Of course, to protect against failures, attacks and human stupidity. In general, the question is a bit naive, but still let’s figure it out a little more.

  • First, it protects data from loss. The main causes of the loss are equipment failures, the drop of remote sites (for example, in case of fire in the data center), equipment withdrawal. Smaller cases – loss of laptops and so on.
  • Also, the backup protects the integrity of the data: it insures against operator errors, for example. This is the second most common reason: a person can take and “impair” important data with the wrong command.
  • Thirdly, in a corporate environment, a “hot” backup may be needed to quickly deploy services in an emergency, this is very important for those who are particularly critical of the continuity of IT processes, for example, telecom operators or banks.

It is important to understand the difference between data replication (in the second data center, for example) and backup:

  • When replicating, data corruption occurs on both sites
  • Replication does not allow you to “roll back” to a previous version
  • Replication does not replace backups

What is most important in backup software?


Separation of the system into functional modules is a common practice for all enterprise backup solutions. An important point is the separation of the storage layer from the logical level of data management.

Centralized management functions

It is important to manage all operations. Backup of large systems is complex enough, so it is important that the administrator accurately represent what is happening. With a branched structure, for example, in a large data center with hundreds of systems, each one does not “come up” and you will not see if it has a backup copy or not. Here you need a system that can build a report, see that all the data and applications are copied or not copied, what you need to pay attention to, notify the administrator about some problems.


Proper deduplication is important. Good deduplication at times reduces the price requirements for disk arrays and very well squeezes traffic. Roughly speaking, if the first backup of user data from virtual machines was at 10 Gb, then each next day, maybe 50-60 Mb, because of the difference between the system impressions.


With failures of any components, you can ensure the successful completion of tasks for the backup window.

What are the backup options?

Full backup

Full copying usually affects the entire system and all files.
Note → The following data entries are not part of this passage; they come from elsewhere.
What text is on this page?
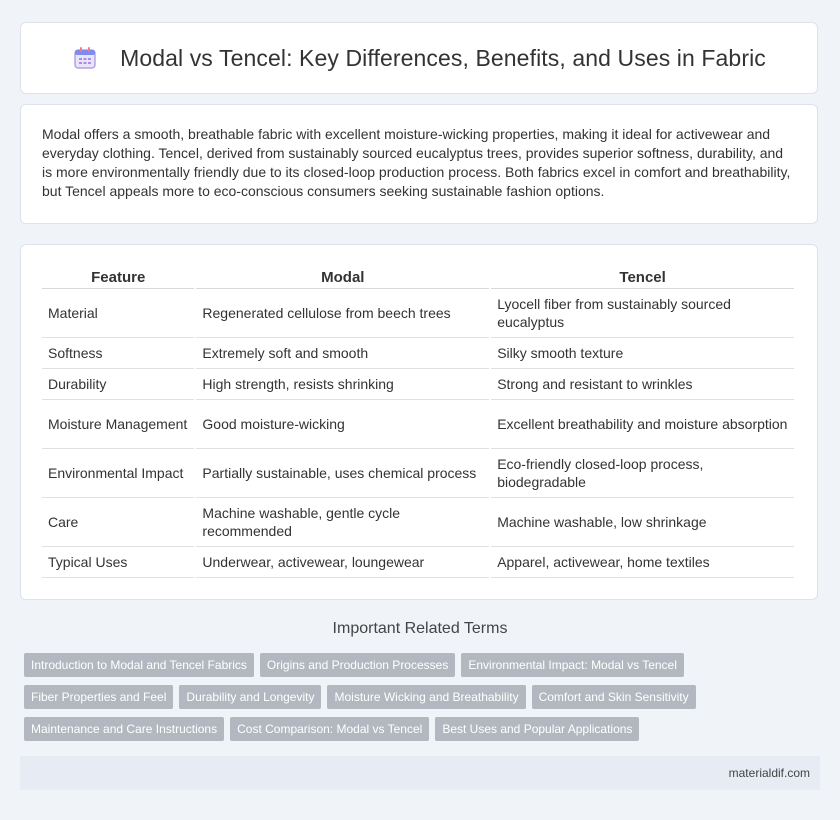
Modal vs Tencel: Key Differences, Benefits, and Uses in Fabric

Modal offers a smooth, breathable fabric with excellent moisture-wicking properties, making it ideal for activewear and everyday clothing. Tencel, derived from sustainably sourced eucalyptus trees, provides superior softness, durability, and is more environmentally friendly due to its closed-loop production process. Both fabrics excel in comfort and breathability, but Tencel appeals more to eco-conscious consumers seeking sustainable fashion options.

Feature	Modal	Tencel
Material	Regenerated cellulose from beech trees	Lyocell fiber from sustainably sourced eucalyptus
Softness	Extremely soft and smooth	Silky smooth texture
Durability	High strength, resists shrinking	Strong and resistant to wrinkles
Moisture Management	Good moisture-wicking	Excellent breathability and moisture absorption
Environmental Impact	Partially sustainable, uses chemical process	Eco-friendly closed-loop process, biodegradable
Care	Machine washable, gentle cycle recommended	Machine washable, low shrinkage
Typical Uses	Underwear, activewear, loungewear	Apparel, activewear, home textiles
Important Related Terms
Introduction to Modal and Tencel Fabrics Origins and Production Processes Environmental Impact: Modal vs Tencel
Fiber Properties and Feel Durability and Longevity Moisture Wicking and Breathability Comfort and Skin Sensitivity
Maintenance and Care Instructions Cost Comparison: Modal vs Tencel Best Uses and Popular Applications
materialdif.com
Weekly, monthly and quarterly backups involve the creation of a complete copy of all data. Usually, it is performed when copying a large amount of data does not affect the work of the organization. To prevent a large amount of used resources, use compression algorithms, as well as a combination of this type with other: differential or incremental. Full backup is irreplaceable in case you need to prepare a backup to quickly restore the system from scratch.

Differential backup

In differential backups, each file that has been changed since the last full backup is copied each time. Differential backup speeds up the recovery process. All copies of files are made at certain points in time, which, for example, is important when infected with viruses.

Incremental backup

With incremental backups, only those files that have changed since the last full or incremental backup were copied. Subsequent incremental backup adds only files that have changed since the previous one. Incremental backup takes less time, as fewer files are copied. However, the process of data recovery takes more time, since the data of the last full backup should be restored, as well as the data of all subsequent incremental backups. Unlike differential copying, changed or new files do not replace old ones, but are added to the media independently.


Cloning allows you to copy an entire partition or media (device) with all files and directories to another partition or to another medium. If the partition is bootable, the cloned partition will also be bootable.

Backup as an image

Image – an exact copy of the entire partition or medium (device), stored in one file.

Real-Time Backup

Backup in real time allows you to create copies of files, directories and volumes without interrupting the work, without restarting the computer.

Cold redundancy

With cold backup, the database is turned off or closed to consumers. The data files do not change and a copy of the database is in the agreed state when it is next turned on.

Hot Standby

With hot reservations, the database is turned on and open to consumers. A copy of the database is brought to an agreed state by automatically applying backup logs to it after copying the data files.